Le côté intéressant de ce roman est que l’auteur nous explique clairement que c’est l’élite, les ronds, qui ont dictées ces règles (les femmes sont des moins que rien sans cerveau et les irréguliers des difformes) que toute la population applique sans broncher. D’ailleurs, voici une citation du roman qui résume très bien ça. Ce sont donc des règles arbitraires créer par un groupe d’élite pour garder leur position. Du moins, c’est que j’en comprends et quand on y pense, ce n’est pas spécifique à l’époque victorienne.

« Il y a environ trois cents ans, un Cercle Suprême décréta que les Femmes, étant dépourvues de Raison mais riches en Émotions, il ne fallait plus les traiter en êtres rationnels ni leur donner une éducation mentale quelconque.

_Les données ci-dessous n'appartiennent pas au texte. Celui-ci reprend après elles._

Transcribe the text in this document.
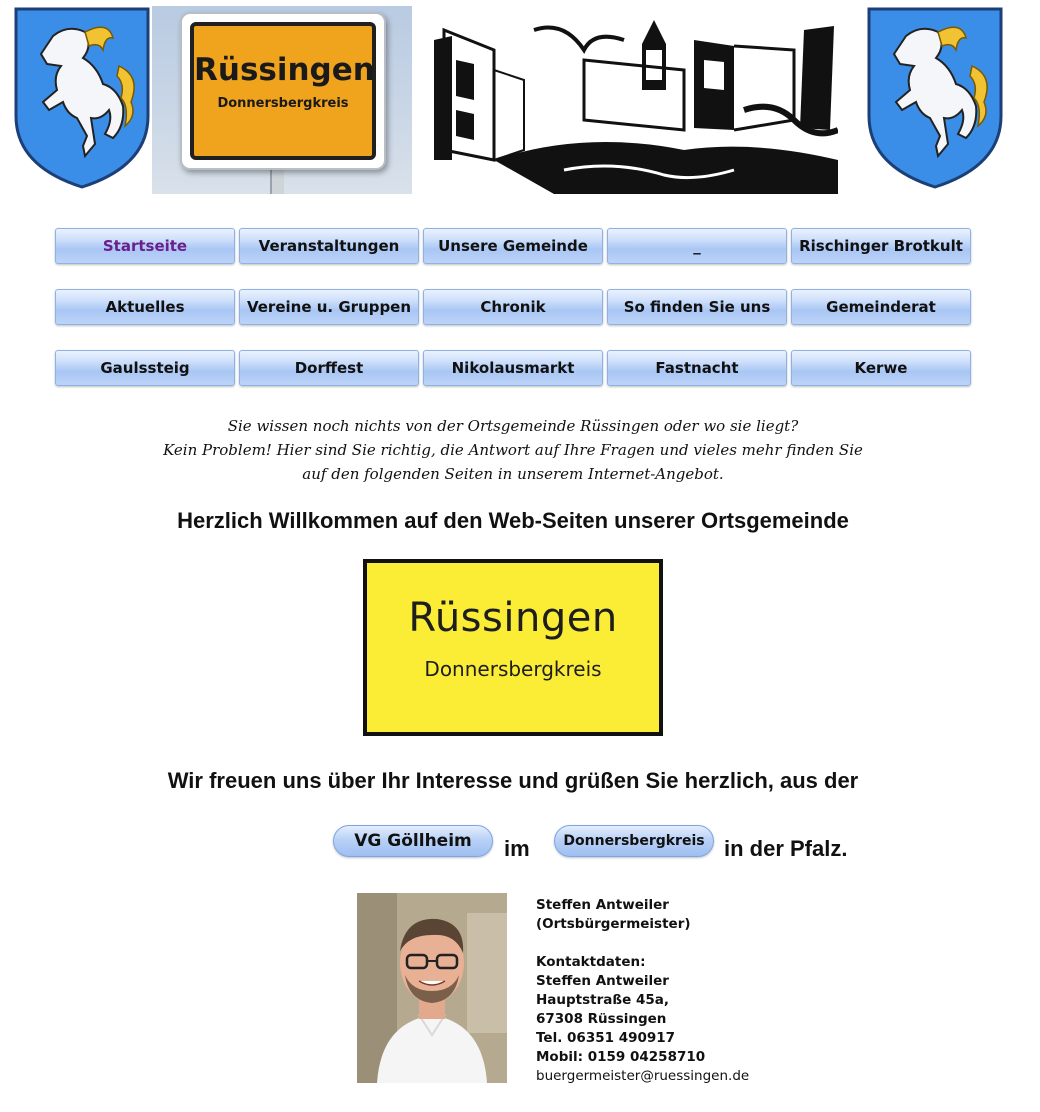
Rüssingen
Donnersbergkreis
Startseite	Veranstaltungen	Unsere Gemeinde	_	Rischinger Brotkult
Aktuelles	Vereine u. Gruppen	Chronik	So finden Sie uns	Gemeinderat
Gaulssteig	Dorffest	Nikolausmarkt	Fastnacht	Kerwe
Sie wissen noch nichts von der Ortsgemeinde Rüssingen oder wo sie liegt?
Kein Problem! Hier sind Sie richtig, die Antwort auf Ihre Fragen und vieles mehr finden Sie
auf den folgenden Seiten in unserem Internet-Angebot.
Herzlich Willkommen auf den Web-Seiten unserer Ortsgemeinde
Rüssingen
Donnersbergkreis
Wir freuen uns über Ihr Interesse und grüßen Sie herzlich, aus der
VG Göllheim	im	Donnersbergkreis in der Pfalz.
Steffen Antweiler
(Ortsbürgermeister)
Kontaktdaten:
Steffen Antweiler
Hauptstraße 45a,
67308 Rüssingen
Tel. 06351 490917
Mobil: 0159 04258710
buergermeister@ruessingen.de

Reconnaissons-leur le mérite d’avoir su réprimer avec efficacité les anciennes hérésies qui faisaient gaspiller aux hommes leur temps et leur sympathie en leur donnant faussement à croire que le comportement dépend de la volonté, de l’effort, de l’exercice, de l’encouragement, des louanges ou de tout ce qui n’est pas la Configuration. Pantocyclus – l’illustre Cercle mentionné plus haut, qui sut mater la révolte des Couleurs – fut le premier à convaincre l’humanité que la Configuration fait l’homme  que si, par exemple, on a eu le malheur de naître Isocèle et d’avoir deux côtés inégaux, il est certain que l’on tournera mal à moins de les égaliser… ce pour quoi il est nécessaire de se rendre dans un Hôpital Isocèle  que, de même, si l’on est Triangle, Carré ou même Polygone et cependant Irrégulier de naissance, on doit se faire admettre dans un Hôpital Régulier où l’on sera soigné  sinon, on terminera ses jours soit dans la Prison de l’État, soit sous l’angle du Bourreau. »

C’est à partir du moment où Carré rencontre une personne d’un univers en 3D (spaceland), une Sphère, que les choses vont un changer. Certes au départ Carré ne croit pas du tout en cet univers en 3D composés de polyèdre, mais progressivement Sphère va le convaincre avec des faits à travers des explications géométriques et des histoires d’angles de perceptions. Carré va accepter et croire en ce monde. On a donc une satire de la société religieuse qui est vraiment bien trouvé.

L’autre chose importante de ce roman et qu’il a un peu bousculé l’univers des mathématiques et la géométrie en développant l’univers de flatland et son passage de la 2D à la 3D. Certes, les 3 dimensions étaient déjà connu, mais l’idée est de se retirer les œillères pour essayer de voir d’un autre point de vue, d’un autre angle de vue, les choses afin de les découvrir et les comprendre. Bref, ne pas rester enfermer dans un système et d’ailleurs l’imagination est l’une des qualités qu’un chercheur devrait avoir.

Enfin, j’ai bien aimé les petits schémas de flatland avec les angles de vu pour bien comprendre où veut en venir l’auteur. D’ailleurs, rien à voir, mais ça me rappelle certain teste en science cognitive pour découvrir si un patient souffre de certain symptôme/lésion du cerveau. Généralement, on arrive à connaitre un objet depuis un angle de vu non habituel. On arrive à faire la rotation nécessaire de l’objet, dans notre tête, pour l’identifié. Hors, certaines personnes ne peuvent pas du tout. Bon, j’avoue ne plus me rappeler de qu’elle type de syndrome/lésion s’est, mais des gens ne sont pas capable de reconnaitre, par exemple, une clé vu du côté avant, tout comme un crayon vu du bout de la mine. Cet aparté n’a rien à voir avec le roman, mais comme j’y ai pensé durant la lecture, j’ai souhaité le partager ici.